With regard to tree regeneration, she reports, perhaps their most significant finding was that the direct effects of warming were not as important as some of the indirect effects that were observed.
Northern red oak, for example, managed to germinate and grow just fine under conditions of two degrees warming. "Moderate warming, by itself, is not going to be the bottleneck," Kaye concludes. "But then you have to look at things like competition."
Young trees, she explains, rely heavily on the shoulder seasons—spring and fall—to grab the light they need. "There are these little windows of opportunity, especially in spring, where they can get a lot of light, and fix a lot of carbon, before other, faster growing plants start to block the sun."
Kaye and her team found that under warming conditions, trees and tall shrubs began to put their leaves out significantly earlier. Where under normal conditions the forest's greening is staggered by species, with simulated warming, it all pops out at once.
"What you start to have is an issue with some species losing that window of time," Kaye says. "And that will then eventually have cascading effects on biodiversity. If you look at how well any given group of plants is doing, what's actually most important is not temperature and precipitation, but how much of everything else is around. That's what determines most of their success."
A complex picture
Another indirect effect plays out below the surface. "In a warmer, wetter environment, you'd expect increased soil respiration"—the critical production of carbon dioxide by soil microorganisms. "But there was no increase," Kaye says. "Respiration was no different from the ambient—it actually was less than with warming or wetting alone." Her graduate student, Marshall McDaniel, suggested in his Ph.D. dissertation that the repeated cycles of wetting and drying put stress on the soil's microbial community, and some of the microbes couldn't handle it. Those that remained couldn't break down carbon as efficiently.

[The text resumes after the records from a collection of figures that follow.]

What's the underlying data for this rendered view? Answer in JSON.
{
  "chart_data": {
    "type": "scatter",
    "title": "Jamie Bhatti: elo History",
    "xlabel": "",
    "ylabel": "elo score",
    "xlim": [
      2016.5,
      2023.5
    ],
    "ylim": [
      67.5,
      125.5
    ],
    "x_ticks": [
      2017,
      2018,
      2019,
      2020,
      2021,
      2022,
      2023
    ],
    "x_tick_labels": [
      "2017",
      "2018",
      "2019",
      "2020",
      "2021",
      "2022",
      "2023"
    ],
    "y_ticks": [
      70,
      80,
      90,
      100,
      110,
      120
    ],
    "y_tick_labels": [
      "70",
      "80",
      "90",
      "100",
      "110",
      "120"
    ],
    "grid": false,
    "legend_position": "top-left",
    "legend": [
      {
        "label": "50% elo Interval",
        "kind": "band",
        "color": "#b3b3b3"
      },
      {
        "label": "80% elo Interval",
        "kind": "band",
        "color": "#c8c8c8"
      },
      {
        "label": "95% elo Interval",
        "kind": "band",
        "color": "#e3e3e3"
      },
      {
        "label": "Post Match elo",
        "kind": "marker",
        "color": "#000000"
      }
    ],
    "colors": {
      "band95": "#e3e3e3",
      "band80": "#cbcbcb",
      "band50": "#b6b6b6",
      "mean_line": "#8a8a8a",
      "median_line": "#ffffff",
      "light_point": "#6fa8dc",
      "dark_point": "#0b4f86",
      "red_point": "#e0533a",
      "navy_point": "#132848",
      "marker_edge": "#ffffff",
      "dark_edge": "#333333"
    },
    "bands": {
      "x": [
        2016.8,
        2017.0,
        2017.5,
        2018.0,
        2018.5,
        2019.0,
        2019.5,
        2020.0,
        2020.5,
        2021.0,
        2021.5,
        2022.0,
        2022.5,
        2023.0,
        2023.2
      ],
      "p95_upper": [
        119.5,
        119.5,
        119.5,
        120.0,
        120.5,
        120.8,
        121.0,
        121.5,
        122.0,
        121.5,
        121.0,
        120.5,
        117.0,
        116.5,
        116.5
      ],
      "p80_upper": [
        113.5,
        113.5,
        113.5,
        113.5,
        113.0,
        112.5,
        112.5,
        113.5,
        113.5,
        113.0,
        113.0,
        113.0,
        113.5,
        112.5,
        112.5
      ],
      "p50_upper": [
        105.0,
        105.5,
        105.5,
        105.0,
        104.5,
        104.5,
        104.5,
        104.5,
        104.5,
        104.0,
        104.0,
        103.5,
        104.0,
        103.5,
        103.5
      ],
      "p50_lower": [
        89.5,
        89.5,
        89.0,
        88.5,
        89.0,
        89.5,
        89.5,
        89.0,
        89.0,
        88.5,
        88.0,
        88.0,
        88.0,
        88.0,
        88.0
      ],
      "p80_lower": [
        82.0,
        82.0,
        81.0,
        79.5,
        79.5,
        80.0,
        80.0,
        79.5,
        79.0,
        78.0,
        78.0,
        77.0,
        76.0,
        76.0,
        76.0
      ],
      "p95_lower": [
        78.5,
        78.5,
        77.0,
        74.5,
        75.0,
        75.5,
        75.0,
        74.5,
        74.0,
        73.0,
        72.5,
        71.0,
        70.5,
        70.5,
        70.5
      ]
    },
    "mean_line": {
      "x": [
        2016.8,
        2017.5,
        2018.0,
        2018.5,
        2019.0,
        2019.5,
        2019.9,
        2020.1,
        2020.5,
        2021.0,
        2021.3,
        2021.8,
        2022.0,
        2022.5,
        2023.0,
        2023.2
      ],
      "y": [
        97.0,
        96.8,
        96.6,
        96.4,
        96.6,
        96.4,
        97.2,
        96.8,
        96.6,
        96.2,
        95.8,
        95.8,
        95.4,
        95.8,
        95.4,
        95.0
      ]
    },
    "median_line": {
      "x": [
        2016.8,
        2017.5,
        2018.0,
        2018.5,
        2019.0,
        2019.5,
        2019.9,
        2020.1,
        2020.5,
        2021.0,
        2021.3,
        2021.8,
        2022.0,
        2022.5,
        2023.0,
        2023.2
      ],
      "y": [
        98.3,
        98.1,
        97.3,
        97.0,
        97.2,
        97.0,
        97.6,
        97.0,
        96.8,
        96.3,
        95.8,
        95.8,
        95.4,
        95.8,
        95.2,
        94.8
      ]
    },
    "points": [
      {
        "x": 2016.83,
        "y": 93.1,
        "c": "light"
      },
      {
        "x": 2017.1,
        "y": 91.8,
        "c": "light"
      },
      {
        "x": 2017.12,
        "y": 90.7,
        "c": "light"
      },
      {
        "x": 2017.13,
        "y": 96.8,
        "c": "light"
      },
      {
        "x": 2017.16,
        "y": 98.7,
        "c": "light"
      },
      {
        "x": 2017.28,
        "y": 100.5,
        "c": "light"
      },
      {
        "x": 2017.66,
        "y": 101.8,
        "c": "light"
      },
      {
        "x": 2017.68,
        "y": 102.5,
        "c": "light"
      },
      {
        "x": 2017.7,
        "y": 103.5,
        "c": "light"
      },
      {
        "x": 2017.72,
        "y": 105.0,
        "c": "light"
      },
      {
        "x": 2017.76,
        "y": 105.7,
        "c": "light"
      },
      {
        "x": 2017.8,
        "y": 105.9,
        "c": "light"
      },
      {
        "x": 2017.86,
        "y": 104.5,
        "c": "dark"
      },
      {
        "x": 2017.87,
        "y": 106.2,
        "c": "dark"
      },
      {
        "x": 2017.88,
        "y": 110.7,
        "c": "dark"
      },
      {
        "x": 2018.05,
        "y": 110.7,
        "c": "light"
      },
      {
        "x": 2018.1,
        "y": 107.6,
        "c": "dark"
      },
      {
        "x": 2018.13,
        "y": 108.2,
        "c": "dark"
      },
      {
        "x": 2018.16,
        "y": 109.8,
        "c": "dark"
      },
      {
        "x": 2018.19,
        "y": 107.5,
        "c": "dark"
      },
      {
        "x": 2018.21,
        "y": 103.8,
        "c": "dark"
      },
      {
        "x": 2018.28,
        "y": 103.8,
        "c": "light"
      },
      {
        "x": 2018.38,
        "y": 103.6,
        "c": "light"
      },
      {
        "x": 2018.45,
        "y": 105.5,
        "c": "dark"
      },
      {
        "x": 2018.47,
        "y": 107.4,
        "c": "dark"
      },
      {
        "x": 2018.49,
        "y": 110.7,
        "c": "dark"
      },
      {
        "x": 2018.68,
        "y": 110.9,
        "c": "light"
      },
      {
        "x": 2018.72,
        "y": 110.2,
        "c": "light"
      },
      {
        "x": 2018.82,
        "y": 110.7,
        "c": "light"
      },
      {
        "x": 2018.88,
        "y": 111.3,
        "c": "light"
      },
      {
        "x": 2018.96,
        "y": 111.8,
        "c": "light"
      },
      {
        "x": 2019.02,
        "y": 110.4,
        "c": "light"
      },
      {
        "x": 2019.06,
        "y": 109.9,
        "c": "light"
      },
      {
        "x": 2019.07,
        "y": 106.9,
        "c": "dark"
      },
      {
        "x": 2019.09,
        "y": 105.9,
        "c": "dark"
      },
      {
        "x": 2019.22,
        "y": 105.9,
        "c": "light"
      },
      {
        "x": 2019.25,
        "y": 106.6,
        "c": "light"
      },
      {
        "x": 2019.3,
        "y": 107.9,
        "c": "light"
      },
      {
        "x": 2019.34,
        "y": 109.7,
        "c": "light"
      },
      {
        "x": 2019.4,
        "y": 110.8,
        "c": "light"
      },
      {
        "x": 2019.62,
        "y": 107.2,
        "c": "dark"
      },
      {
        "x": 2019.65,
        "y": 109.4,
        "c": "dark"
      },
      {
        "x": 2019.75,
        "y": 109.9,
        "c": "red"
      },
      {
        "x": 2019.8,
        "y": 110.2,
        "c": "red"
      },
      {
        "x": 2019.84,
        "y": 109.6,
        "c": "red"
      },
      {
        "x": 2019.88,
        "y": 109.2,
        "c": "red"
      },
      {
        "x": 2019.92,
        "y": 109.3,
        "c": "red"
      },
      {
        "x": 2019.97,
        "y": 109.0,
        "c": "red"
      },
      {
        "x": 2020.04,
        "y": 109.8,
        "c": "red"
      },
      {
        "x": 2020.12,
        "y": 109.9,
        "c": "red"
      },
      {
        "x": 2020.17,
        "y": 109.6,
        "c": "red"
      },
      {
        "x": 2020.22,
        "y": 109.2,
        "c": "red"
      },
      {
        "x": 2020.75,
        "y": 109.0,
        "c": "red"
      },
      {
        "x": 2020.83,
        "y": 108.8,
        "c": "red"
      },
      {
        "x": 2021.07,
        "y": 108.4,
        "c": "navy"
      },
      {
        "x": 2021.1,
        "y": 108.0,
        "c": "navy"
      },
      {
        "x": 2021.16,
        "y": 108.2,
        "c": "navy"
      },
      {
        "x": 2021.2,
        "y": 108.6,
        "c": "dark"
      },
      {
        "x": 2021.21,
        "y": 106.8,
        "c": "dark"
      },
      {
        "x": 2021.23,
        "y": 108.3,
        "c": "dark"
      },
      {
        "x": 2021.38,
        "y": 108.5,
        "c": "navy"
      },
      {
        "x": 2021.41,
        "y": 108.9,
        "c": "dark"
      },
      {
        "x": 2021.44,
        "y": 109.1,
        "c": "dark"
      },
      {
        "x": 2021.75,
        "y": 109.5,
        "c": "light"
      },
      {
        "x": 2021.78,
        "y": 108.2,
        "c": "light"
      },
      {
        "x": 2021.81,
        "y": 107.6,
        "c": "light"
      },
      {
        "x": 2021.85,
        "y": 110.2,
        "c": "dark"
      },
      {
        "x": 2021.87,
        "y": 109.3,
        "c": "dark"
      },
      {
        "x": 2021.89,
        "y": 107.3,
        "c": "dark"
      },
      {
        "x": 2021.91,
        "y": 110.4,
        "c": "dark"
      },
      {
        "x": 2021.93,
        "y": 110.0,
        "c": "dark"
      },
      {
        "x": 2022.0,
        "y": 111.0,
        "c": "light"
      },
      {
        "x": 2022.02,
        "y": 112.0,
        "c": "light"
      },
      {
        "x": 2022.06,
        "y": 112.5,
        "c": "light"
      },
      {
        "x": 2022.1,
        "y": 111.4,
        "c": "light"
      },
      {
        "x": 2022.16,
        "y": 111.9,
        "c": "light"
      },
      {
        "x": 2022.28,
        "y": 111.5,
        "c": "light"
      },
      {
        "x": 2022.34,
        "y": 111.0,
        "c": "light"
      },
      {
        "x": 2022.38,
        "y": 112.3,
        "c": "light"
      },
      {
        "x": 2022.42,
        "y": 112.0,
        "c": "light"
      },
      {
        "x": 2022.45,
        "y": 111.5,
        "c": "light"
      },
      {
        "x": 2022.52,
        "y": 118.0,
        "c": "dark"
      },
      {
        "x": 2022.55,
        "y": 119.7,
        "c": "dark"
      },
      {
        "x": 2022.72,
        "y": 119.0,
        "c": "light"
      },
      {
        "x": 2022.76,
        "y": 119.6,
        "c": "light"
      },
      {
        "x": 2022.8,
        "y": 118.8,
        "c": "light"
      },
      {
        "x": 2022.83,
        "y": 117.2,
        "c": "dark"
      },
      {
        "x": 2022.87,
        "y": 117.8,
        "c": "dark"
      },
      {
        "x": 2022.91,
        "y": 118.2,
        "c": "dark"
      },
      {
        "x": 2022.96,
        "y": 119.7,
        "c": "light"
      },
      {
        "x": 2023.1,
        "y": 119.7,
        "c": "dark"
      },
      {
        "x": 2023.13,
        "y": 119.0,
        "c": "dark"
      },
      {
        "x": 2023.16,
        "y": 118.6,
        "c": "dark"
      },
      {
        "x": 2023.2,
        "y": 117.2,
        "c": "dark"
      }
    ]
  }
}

Beyond its impact on microbes, increased precipitation seemed to have no effect on regeneration. "This is a pretty wet area," Kaye reasons. "Maybe the amount of water we added was not enough to make a difference." But if the predictions of climate modelers come true—fewer but more intense storms with longer periods of mini-drought between them—"that could change things very much, especially when we're talking about saplings with shallow roots," she says.
The difficulty of simulating precipitation change shows the limits of small-scale experiments, she says. "They're great for answering some questions, but they give us only one piece of the puzzle. Now we need to look at what's really happening on the landscape."

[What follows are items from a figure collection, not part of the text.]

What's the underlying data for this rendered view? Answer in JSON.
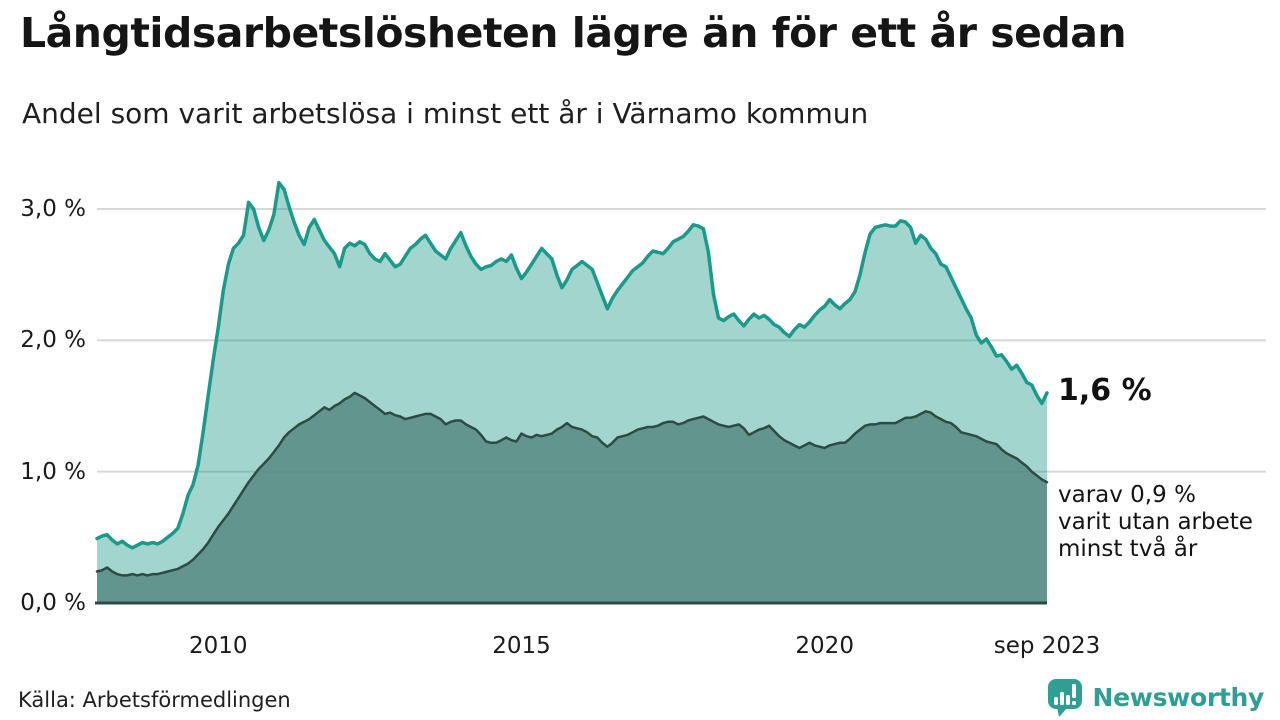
{
  "page": {
    "title": "Långtidsarbetslösheten lägre än för ett år sedan",
    "subtitle": "Andel som varit arbetslösa i minst ett år i Värnamo kommun",
    "source": "Källa: Arbetsförmedlingen",
    "brand": {
      "name": "Newsworthy",
      "color": "#2f9e93"
    }
  },
  "annotations": {
    "latest_value": "1,6 %",
    "secondary_lines": [
      "varav 0,9 %",
      "varit utan arbete",
      "minst två år"
    ]
  },
  "colors": {
    "grid": "#d8d8db",
    "axis": "#2e4a45",
    "accent_teal": "#1b998b",
    "dark_teal": "#2e4a45"
  },
  "chart_data": {
    "type": "area",
    "unit": "%",
    "frequency": "monthly",
    "x_start": "2008-01",
    "x_end": "2023-09",
    "ylim": [
      0,
      3.3
    ],
    "grid": true,
    "y_ticks": [
      {
        "value": 0,
        "label": "0,0 %"
      },
      {
        "value": 1,
        "label": "1,0 %"
      },
      {
        "value": 2,
        "label": "2,0 %"
      },
      {
        "value": 3,
        "label": "3,0 %"
      }
    ],
    "x_ticks": [
      {
        "x": "2010-01",
        "label": "2010"
      },
      {
        "x": "2015-01",
        "label": "2015"
      },
      {
        "x": "2020-01",
        "label": "2020"
      },
      {
        "x": "2023-09",
        "label": "sep 2023"
      }
    ],
    "series": [
      {
        "name": "Andel arbetslösa minst ett år",
        "latest_label": "1,6 %",
        "line_color": "#1b998b",
        "fill_color": "rgba(20,150,132,0.40)",
        "line_width": 3.5,
        "values": [
          0.49,
          0.51,
          0.52,
          0.48,
          0.45,
          0.47,
          0.44,
          0.42,
          0.44,
          0.46,
          0.45,
          0.46,
          0.45,
          0.47,
          0.5,
          0.53,
          0.57,
          0.68,
          0.82,
          0.9,
          1.05,
          1.3,
          1.58,
          1.85,
          2.1,
          2.38,
          2.58,
          2.7,
          2.74,
          2.8,
          3.05,
          3.0,
          2.86,
          2.76,
          2.84,
          2.96,
          3.2,
          3.15,
          3.02,
          2.9,
          2.8,
          2.73,
          2.86,
          2.92,
          2.84,
          2.76,
          2.71,
          2.66,
          2.56,
          2.7,
          2.74,
          2.72,
          2.75,
          2.73,
          2.66,
          2.62,
          2.6,
          2.66,
          2.61,
          2.56,
          2.58,
          2.64,
          2.7,
          2.73,
          2.77,
          2.8,
          2.74,
          2.68,
          2.65,
          2.62,
          2.7,
          2.76,
          2.82,
          2.72,
          2.64,
          2.58,
          2.54,
          2.56,
          2.57,
          2.6,
          2.62,
          2.6,
          2.65,
          2.55,
          2.47,
          2.52,
          2.58,
          2.64,
          2.7,
          2.66,
          2.62,
          2.5,
          2.4,
          2.46,
          2.54,
          2.57,
          2.6,
          2.57,
          2.54,
          2.44,
          2.34,
          2.24,
          2.32,
          2.38,
          2.43,
          2.48,
          2.53,
          2.56,
          2.59,
          2.64,
          2.68,
          2.67,
          2.66,
          2.7,
          2.75,
          2.77,
          2.79,
          2.83,
          2.88,
          2.87,
          2.85,
          2.67,
          2.35,
          2.17,
          2.15,
          2.18,
          2.2,
          2.15,
          2.11,
          2.16,
          2.2,
          2.17,
          2.19,
          2.16,
          2.12,
          2.1,
          2.06,
          2.03,
          2.08,
          2.12,
          2.1,
          2.14,
          2.19,
          2.23,
          2.26,
          2.31,
          2.27,
          2.24,
          2.28,
          2.31,
          2.37,
          2.5,
          2.67,
          2.81,
          2.86,
          2.87,
          2.88,
          2.87,
          2.87,
          2.91,
          2.9,
          2.86,
          2.74,
          2.8,
          2.77,
          2.7,
          2.66,
          2.58,
          2.56,
          2.48,
          2.4,
          2.32,
          2.24,
          2.17,
          2.04,
          1.98,
          2.01,
          1.95,
          1.88,
          1.89,
          1.84,
          1.78,
          1.81,
          1.75,
          1.68,
          1.66,
          1.58,
          1.52,
          1.6
        ]
      },
      {
        "name": "Andel arbetslösa minst två år",
        "latest_label": "0,9 %",
        "line_color": "#2e4a45",
        "fill_color": "rgba(86,137,130,0.85)",
        "line_width": 2.5,
        "values": [
          0.24,
          0.25,
          0.27,
          0.24,
          0.22,
          0.21,
          0.21,
          0.22,
          0.21,
          0.22,
          0.21,
          0.22,
          0.22,
          0.23,
          0.24,
          0.25,
          0.26,
          0.28,
          0.3,
          0.33,
          0.37,
          0.41,
          0.46,
          0.52,
          0.58,
          0.63,
          0.68,
          0.74,
          0.8,
          0.86,
          0.92,
          0.97,
          1.02,
          1.06,
          1.1,
          1.15,
          1.2,
          1.26,
          1.3,
          1.33,
          1.36,
          1.38,
          1.4,
          1.43,
          1.46,
          1.49,
          1.47,
          1.5,
          1.52,
          1.55,
          1.57,
          1.6,
          1.58,
          1.56,
          1.53,
          1.5,
          1.47,
          1.44,
          1.45,
          1.43,
          1.42,
          1.4,
          1.41,
          1.42,
          1.43,
          1.44,
          1.44,
          1.42,
          1.4,
          1.36,
          1.38,
          1.39,
          1.39,
          1.36,
          1.34,
          1.32,
          1.28,
          1.23,
          1.22,
          1.22,
          1.24,
          1.26,
          1.24,
          1.23,
          1.29,
          1.27,
          1.26,
          1.28,
          1.27,
          1.28,
          1.29,
          1.32,
          1.34,
          1.37,
          1.34,
          1.33,
          1.32,
          1.3,
          1.27,
          1.26,
          1.22,
          1.19,
          1.22,
          1.26,
          1.27,
          1.28,
          1.3,
          1.32,
          1.33,
          1.34,
          1.34,
          1.35,
          1.37,
          1.38,
          1.38,
          1.36,
          1.37,
          1.39,
          1.4,
          1.41,
          1.42,
          1.4,
          1.38,
          1.36,
          1.35,
          1.34,
          1.35,
          1.36,
          1.33,
          1.28,
          1.3,
          1.32,
          1.33,
          1.35,
          1.31,
          1.27,
          1.24,
          1.22,
          1.2,
          1.18,
          1.2,
          1.22,
          1.2,
          1.19,
          1.18,
          1.2,
          1.21,
          1.22,
          1.22,
          1.25,
          1.29,
          1.32,
          1.35,
          1.36,
          1.36,
          1.37,
          1.37,
          1.37,
          1.37,
          1.39,
          1.41,
          1.41,
          1.42,
          1.44,
          1.46,
          1.45,
          1.42,
          1.4,
          1.38,
          1.37,
          1.34,
          1.3,
          1.29,
          1.28,
          1.27,
          1.25,
          1.23,
          1.22,
          1.21,
          1.17,
          1.14,
          1.12,
          1.1,
          1.07,
          1.04,
          1.0,
          0.97,
          0.94,
          0.92
        ]
      }
    ]
  }
}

To do that, Kaye and graduate student Christy Rollinson are collecting tree-ring samples from all across the central Appalachian range, and comparing them against temperature and precipitation records for the last hundred years.
Climate change is not the only concern, Kaye notes. Land-use practices, including the widening footprint of Marcellus shale drilling, invasive plant species and insect pests like the woolly adelgid and the emerald ash borer, and a large and growing deer population could cause significant changes in forest composition.
"I can't tell you right now what these forests will look like a hundred years from now," she says. "We will need a better understanding of all these influences, and of how they fit together."